C’est là qu’après une trentaine de livres et de BD, une quantité incalculable de dessins de presse et d’autres projets très diversifiés, est née la BD Terra Animalia. L’histoire raconte les aventures de Nyelle, une jeune lycaonne qui vit avec sa meute sur une Terre régénérée, car détruite puis abandonnée par les hommes il y a des milliers d’années. Lorsque deux humains venus de Mars atterrissent en catastrophe, Nyelle va tenter de les sensibiliser et de les initier à ce monde pacifié et purifié, que tous les animaux veulent protéger à tout prix.

Un livre à quatre mains
«Cela fait quinze ans que Patrick Mallet et moi voulions faire un livre ensemble, explique Tom Tirabosco. Quand il m’a envoyé son projet, j’ai demandé à m’immiscer dans son récit et à y apporter une part de mon univers. Il a accepté, et le livre est l’aboutissement de notre construction commune.» Ses apports personnels? Tout d’abord, Terra Animalia n’est pas en noir et blanc, ainsi que s’y attendait Patrick Mallet, mais en couleurs vives au crayon aquarellable. «Je voulais rendre l’aspect de cette Terre un peu excessif, avec une sorte d’exubérance chromatique, et il n’y a qu’avec la couleur que je pouvais le faire. Et comme je voulais aussi créer des passages avec des ambiances différentes, le récit est construit avec des sortes de chapitres de couleurs.»

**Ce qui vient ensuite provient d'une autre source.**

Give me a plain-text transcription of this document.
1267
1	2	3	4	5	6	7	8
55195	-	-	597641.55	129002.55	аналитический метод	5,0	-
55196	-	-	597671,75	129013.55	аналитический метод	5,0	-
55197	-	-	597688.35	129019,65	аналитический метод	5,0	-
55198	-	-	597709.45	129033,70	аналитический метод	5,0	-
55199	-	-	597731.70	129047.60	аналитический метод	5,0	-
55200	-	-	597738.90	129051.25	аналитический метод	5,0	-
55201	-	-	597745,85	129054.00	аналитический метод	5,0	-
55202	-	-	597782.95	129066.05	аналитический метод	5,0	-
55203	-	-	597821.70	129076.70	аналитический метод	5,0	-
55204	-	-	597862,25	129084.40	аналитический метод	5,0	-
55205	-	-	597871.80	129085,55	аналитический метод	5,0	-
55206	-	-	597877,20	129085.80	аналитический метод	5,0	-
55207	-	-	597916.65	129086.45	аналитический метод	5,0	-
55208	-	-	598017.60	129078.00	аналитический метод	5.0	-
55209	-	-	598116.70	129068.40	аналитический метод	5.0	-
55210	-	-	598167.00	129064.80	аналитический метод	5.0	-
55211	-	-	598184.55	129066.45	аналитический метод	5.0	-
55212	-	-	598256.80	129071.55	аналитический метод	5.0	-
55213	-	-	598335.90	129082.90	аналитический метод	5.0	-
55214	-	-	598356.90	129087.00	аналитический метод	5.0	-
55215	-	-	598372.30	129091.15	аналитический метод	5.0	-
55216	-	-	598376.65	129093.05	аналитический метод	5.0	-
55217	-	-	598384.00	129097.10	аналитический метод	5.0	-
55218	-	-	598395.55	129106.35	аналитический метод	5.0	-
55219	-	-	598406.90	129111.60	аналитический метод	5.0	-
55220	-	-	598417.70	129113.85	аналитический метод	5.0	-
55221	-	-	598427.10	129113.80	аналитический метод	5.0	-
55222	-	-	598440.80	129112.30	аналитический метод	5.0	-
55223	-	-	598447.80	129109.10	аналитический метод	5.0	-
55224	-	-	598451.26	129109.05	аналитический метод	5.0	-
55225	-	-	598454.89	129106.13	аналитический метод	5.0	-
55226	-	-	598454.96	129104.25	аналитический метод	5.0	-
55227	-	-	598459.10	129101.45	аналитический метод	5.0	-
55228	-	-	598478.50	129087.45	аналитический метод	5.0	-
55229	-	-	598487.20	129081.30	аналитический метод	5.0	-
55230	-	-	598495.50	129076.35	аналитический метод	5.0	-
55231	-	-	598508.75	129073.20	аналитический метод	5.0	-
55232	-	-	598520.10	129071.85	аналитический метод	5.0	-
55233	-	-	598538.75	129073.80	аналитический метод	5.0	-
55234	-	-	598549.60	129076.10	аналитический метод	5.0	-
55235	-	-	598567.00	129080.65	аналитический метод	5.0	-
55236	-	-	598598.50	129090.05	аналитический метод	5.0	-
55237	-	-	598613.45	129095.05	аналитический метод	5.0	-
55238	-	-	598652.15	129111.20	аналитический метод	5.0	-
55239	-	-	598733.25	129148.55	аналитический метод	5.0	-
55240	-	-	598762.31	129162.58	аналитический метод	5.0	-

C’est ainsi que l’intégralité de l’album, publié à La Joie de Lire, explose de nuances, même dans la typographie violette. Seules quelques cases échappent à cet effet arc-en-ciel: celles qui racontent le «vieux monde», avec sa pollution et sa surconsommation. «Je tenais beaucoup à cette dimension du transhumanisme au sens large, à cette idée qu’il faut s’ensauvager pour survivre, souligne l’illustrateur genevois. Terra Animalia est une sorte de fable fantastique, née de nos lectures respectives et dans laquelle Patrick Mallet et moi-même nous sommes amusés à glisser aussi des clins d’œil à nos mythologies et notre enfance: Adam et Eve avec une sorte de Genèse inversée, mais aussi Walt Disney…»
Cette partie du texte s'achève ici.